We continue to apply our established rigorous process and diversified approach, focusing the UK Alpha portfolio on seeking attractively valued businesses that generate cash and are able to reinvest that cash at high rates of return to self-fund long-term sustainable growth. Where we do own cyclical companies, our preference remains for select quality companies with an attractive combination of valuation support, self-help opportunities, improving industry dynamics and/or strengthening competitive position. One such example is speciality chemicals and sustainable technologies company Johnson Matthey2, which is trading at historical lows despite having a clear trajectory of future cash generation. The company has taken a strategic decision to simplify its business, exiting capital intensive eLNO (battery) technologies and focusing on higher ROIC opportunities in hydrogen. Although early days, we see increasing evidence of the competitiveness of its hydrogen technology and we retain our conviction in the long-term outlook for the company. Overall, we expect economic challenges to remain during 2022. However, post pandemic normalisation could see some areas of the economy improve, such as travel and leisure.
Against a continued deeply uncertain backdrop, the UK Alpha strategy is defensively positioned and remains true to its investment philosophy — seeking attractively valued, quality businesses with strong financials and management, which can deliver long-term sustainable growth. The Strategy aims to remain diversified by stock, sector and style, with a quality bias to help navigate the continued volatility. We remain confident in the Strategy’s long-term holdings that have served us well over many years. Although some of these holdings have experienced short-term relative performance headwinds, as the tide turns, we believe these companies are well-placed to navigate the choppier waters of geopolitical stress, economic uncertainty and structural change that potentially lie ahead.
General risks. The value of investments, and any income generated from them, can fall as well as rise. Where charges are taken from capital, this may constrain future growth. Past performance is not a reliable indicator of future results.

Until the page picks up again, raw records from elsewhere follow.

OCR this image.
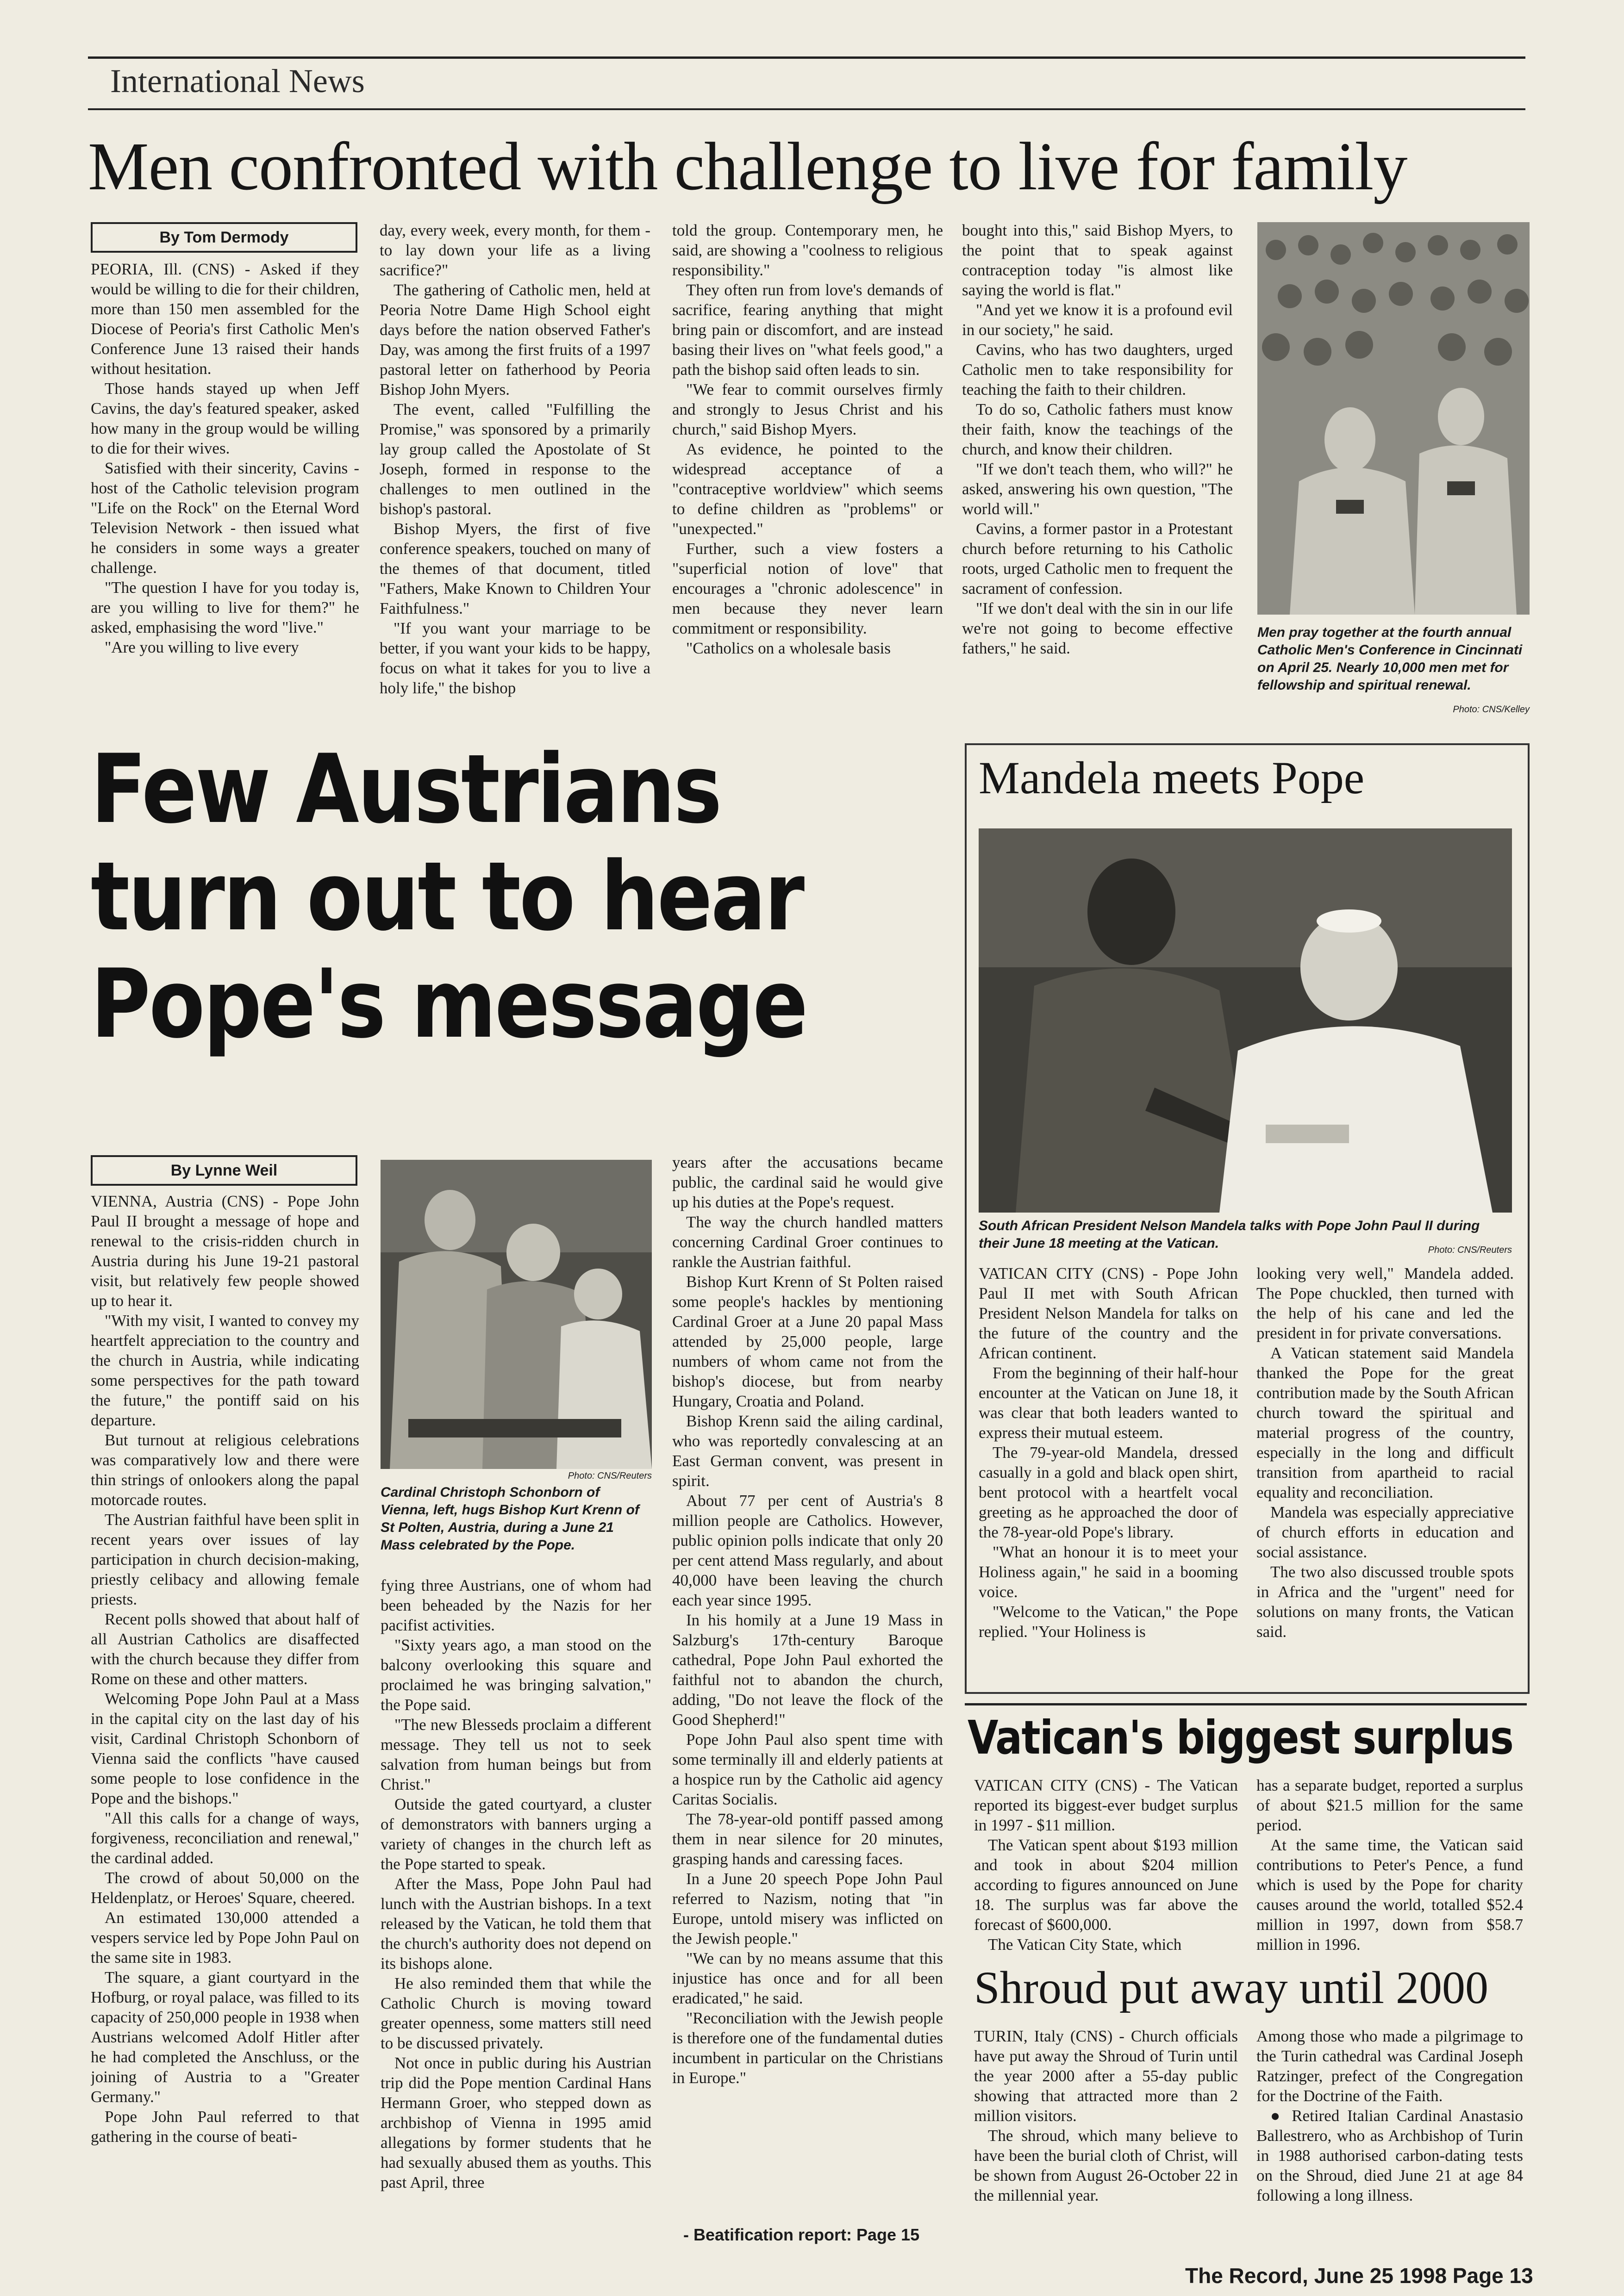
International News
Men confronted with challenge to live for family
By Tom Dermody

PEORIA, Ill. (CNS) - Asked if they would be willing to die for their children, more than 150 men assembled for the Diocese of Peoria's first Catholic Men's Conference June 13 raised their hands without hesitation.

Those hands stayed up when Jeff Cavins, the day's featured speaker, asked how many in the group would be willing to die for their wives.

Satisfied with their sincerity, Cavins - host of the Catholic television program "Life on the Rock" on the Eternal Word Television Network - then issued what he considers in some ways a greater challenge.

"The question I have for you today is, are you willing to live for them?" he asked, emphasising the word "live."

"Are you willing to live every

day, every week, every month, for them - to lay down your life as a living sacrifice?"

The gathering of Catholic men, held at Peoria Notre Dame High School eight days before the nation observed Father's Day, was among the first fruits of a 1997 pastoral letter on fatherhood by Peoria Bishop John Myers.

The event, called "Fulfilling the Promise," was sponsored by a primarily lay group called the Apostolate of St Joseph, formed in response to the challenges to men outlined in the bishop's pastoral.

Bishop Myers, the first of five conference speakers, touched on many of the themes of that document, titled "Fathers, Make Known to Children Your Faithfulness."

"If you want your marriage to be better, if you want your kids to be happy, focus on what it takes for you to live a holy life," the bishop

told the group. Contemporary men, he said, are showing a "coolness to religious responsibility."

They often run from love's demands of sacrifice, fearing anything that might bring pain or discomfort, and are instead basing their lives on "what feels good," a path the bishop said often leads to sin.

"We fear to commit ourselves firmly and strongly to Jesus Christ and his church," said Bishop Myers.

As evidence, he pointed to the widespread acceptance of a "contraceptive worldview" which seems to define children as "problems" or "unexpected."

Further, such a view fosters a "superficial notion of love" that encourages a "chronic adolescence" in men because they never learn commitment or responsibility.

"Catholics on a wholesale basis

bought into this," said Bishop Myers, to the point that to speak against contraception today "is almost like saying the world is flat."

"And yet we know it is a profound evil in our society," he said.

Cavins, who has two daughters, urged Catholic men to take responsibility for teaching the faith to their children.

To do so, Catholic fathers must know their faith, know the teachings of the church, and know their children.

"If we don't teach them, who will?" he asked, answering his own question, "The world will."

Cavins, a former pastor in a Protestant church before returning to his Catholic roots, urged Catholic men to frequent the sacrament of confession.

"If we don't deal with the sin in our life we're not going to become effective fathers," he said.

Men pray together at the fourth annual Catholic Men's Conference in Cincinnati on April 25. Nearly 10,000 men met for fellowship and spiritual renewal.
Photo: CNS/Kelley
Few Austrians
turn out to hear
Pope's message
By Lynne Weil

VIENNA, Austria (CNS) - Pope John Paul II brought a message of hope and renewal to the crisis-ridden church in Austria during his June 19-21 pastoral visit, but relatively few people showed up to hear it.

"With my visit, I wanted to convey my heartfelt appreciation to the country and the church in Austria, while indicating some perspectives for the path toward the future," the pontiff said on his departure.

But turnout at religious celebrations was comparatively low and there were thin strings of onlookers along the papal motorcade routes.

The Austrian faithful have been split in recent years over issues of lay participation in church decision-making, priestly celibacy and allowing female priests.

Recent polls showed that about half of all Austrian Catholics are disaffected with the church because they differ from Rome on these and other matters.

Welcoming Pope John Paul at a Mass in the capital city on the last day of his visit, Cardinal Christoph Schonborn of Vienna said the conflicts "have caused some people to lose confidence in the Pope and the bishops."

"All this calls for a change of ways, forgiveness, reconciliation and renewal," the cardinal added.

The crowd of about 50,000 on the Heldenplatz, or Heroes' Square, cheered.

An estimated 130,000 attended a vespers service led by Pope John Paul on the same site in 1983.

The square, a giant courtyard in the Hofburg, or royal palace, was filled to its capacity of 250,000 people in 1938 when Austrians welcomed Adolf Hitler after he had completed the Anschluss, or the joining of Austria to a "Greater Germany."

Pope John Paul referred to that gathering in the course of beati-

Photo: CNS/Reuters
Cardinal Christoph Schonborn of Vienna, left, hugs Bishop Kurt Krenn of St Polten, Austria, during a June 21 Mass celebrated by the Pope.

fying three Austrians, one of whom had been beheaded by the Nazis for her pacifist activities.

"Sixty years ago, a man stood on the balcony overlooking this square and proclaimed he was bringing salvation," the Pope said.

"The new Blesseds proclaim a different message. They tell us not to seek salvation from human beings but from Christ."

Outside the gated courtyard, a cluster of demonstrators with banners urging a variety of changes in the church left as the Pope started to speak.

After the Mass, Pope John Paul had lunch with the Austrian bishops. In a text released by the Vatican, he told them that the church's authority does not depend on its bishops alone.

He also reminded them that while the Catholic Church is moving toward greater openness, some matters still need to be discussed privately.

Not once in public during his Austrian trip did the Pope mention Cardinal Hans Hermann Groer, who stepped down as archbishop of Vienna in 1995 amid allegations by former students that he had sexually abused them as youths. This past April, three

years after the accusations became public, the cardinal said he would give up his duties at the Pope's request.

The way the church handled matters concerning Cardinal Groer continues to rankle the Austrian faithful.

Bishop Kurt Krenn of St Polten raised some people's hackles by mentioning Cardinal Groer at a June 20 papal Mass attended by 25,000 people, large numbers of whom came not from the bishop's diocese, but from nearby Hungary, Croatia and Poland.

Bishop Krenn said the ailing cardinal, who was reportedly convalescing at an East German convent, was present in spirit.

About 77 per cent of Austria's 8 million people are Catholics. However, public opinion polls indicate that only 20 per cent attend Mass regularly, and about 40,000 have been leaving the church each year since 1995.

In his homily at a June 19 Mass in Salzburg's 17th-century Baroque cathedral, Pope John Paul exhorted the faithful not to abandon the church, adding, "Do not leave the flock of the Good Shepherd!"

Pope John Paul also spent time with some terminally ill and elderly patients at a hospice run by the Catholic aid agency Caritas Socialis.

The 78-year-old pontiff passed among them in near silence for 20 minutes, grasping hands and caressing faces.

In a June 20 speech Pope John Paul referred to Nazism, noting that "in Europe, untold misery was inflicted on the Jewish people."

"We can by no means assume that this injustice has once and for all been eradicated," he said.

"Reconciliation with the Jewish people is therefore one of the fundamental duties incumbent in particular on the Christians in Europe."

- Beatification report: Page 15
Mandela meets Pope
South African President Nelson Mandela talks with Pope John Paul II during their June 18 meeting at the Vatican.	Photo: CNS/Reuters

VATICAN CITY (CNS) - Pope John Paul II met with South African President Nelson Mandela for talks on the future of the country and the African continent.

From the beginning of their half-hour encounter at the Vatican on June 18, it was clear that both leaders wanted to express their mutual esteem.

The 79-year-old Mandela, dressed casually in a gold and black open shirt, bent protocol with a heartfelt vocal greeting as he approached the door of the 78-year-old Pope's library.

"What an honour it is to meet your Holiness again," he said in a booming voice.

"Welcome to the Vatican," the Pope replied. "Your Holiness is

looking very well," Mandela added. The Pope chuckled, then turned with the help of his cane and led the president in for private conversations.

A Vatican statement said Mandela thanked the Pope for the great contribution made by the South African church toward the spiritual and material progress of the country, especially in the long and difficult transition from apartheid to racial equality and reconciliation.

Mandela was especially appreciative of church efforts in education and social assistance.

The two also discussed trouble spots in Africa and the "urgent" need for solutions on many fronts, the Vatican said.

Vatican's biggest surplus

VATICAN CITY (CNS) - The Vatican reported its biggest-ever budget surplus in 1997 - $11 million.

The Vatican spent about $193 million and took in about $204 million according to figures announced on June 18. The surplus was far above the forecast of $600,000.

The Vatican City State, which

has a separate budget, reported a surplus of about $21.5 million for the same period.

At the same time, the Vatican said contributions to Peter's Pence, a fund which is used by the Pope for charity causes around the world, totalled $52.4 million in 1997, down from $58.7 million in 1996.

Shroud put away until 2000

TURIN, Italy (CNS) - Church officials have put away the Shroud of Turin until the year 2000 after a 55-day public showing that attracted more than 2 million visitors.

The shroud, which many believe to have been the burial cloth of Christ, will be shown from August 26-October 22 in the millennial year.

Among those who made a pilgrimage to the Turin cathedral was Cardinal Joseph Ratzinger, prefect of the Congregation for the Doctrine of the Faith.

● Retired Italian Cardinal Anastasio Ballestrero, who as Archbishop of Turin in 1988 authorised carbon-dating tests on the Shroud, died June 21 at age 84 following a long illness.

The Record, June 25 1998 Page 13
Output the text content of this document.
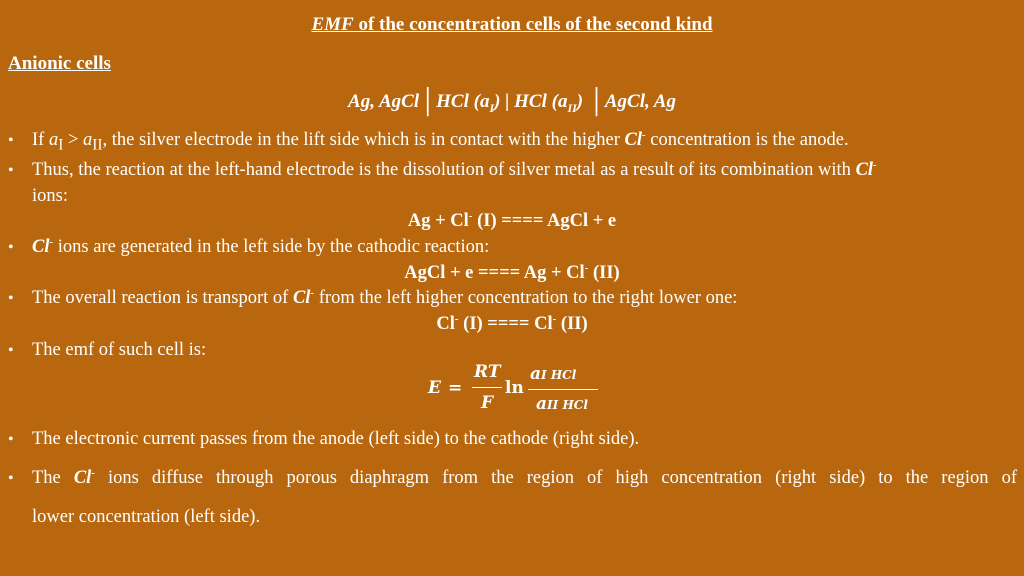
EMF of the concentration cells of the second kind
Anionic cells
Ag, AgCl│HCl $(a_I)$ | HCl $(a_{II})$ │AgCl, Ag
• If $a_I > a_{II}$, the silver electrode in the lift side which is in contact with the higher Cl- concentration is the anode.
• Thus, the reaction at the left-hand electrode is the dissolution of silver metal as a result of its combination with Cl-
ions:
Ag + Cl- (I) ==== AgCl + e
• Cl- ions are generated in the left side by the cathodic reaction:
AgCl + e ==== Ag + Cl- (II)
• The overall reaction is transport of Cl- from the left higher concentration to the right lower one:
Cl- (I) ==== Cl- (II)
• The emf of such cell is:
E =
RT
F
ln
aI HCl
aII HCl
• The electronic current passes from the anode (left side) to the cathode (right side).
• The Cl- ions diffuse through porous diaphragm from the region of high concentration (right side) to the region of
lower concentration (left side).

If any currency differs from the investor's home currency, returns may increase or decrease as a result of currency fluctuations. Investment objectives and performance targets are subject to change and may not necessarily be achieved, losses may be made. Environmental, social or governance related risk events or factors, if they occur, could cause a negative impact on the value of investments.
Specific risks. Geographic/Sector: Investments may be primarily concentrated in specific countries, geographical regions and/or industry sectors. This may mean that the resulting value may decrease whilst portfolios more broadly invested might grow. Equity investment: The value of equities (e.g. shares) and equity-related investments may vary according to company profits and future prospects as well as more general market factors. In the event of a company default (e.g. insolvency), the owners of their equity rank last in terms of any financial payment from that company.
1 & 2 No representation is being made that any investment will or is likely to achieve profits or losses similar to those achieved in the past, or that significant losses will be avoided.
This is not a buy, sell or hold recommendation for any particular security.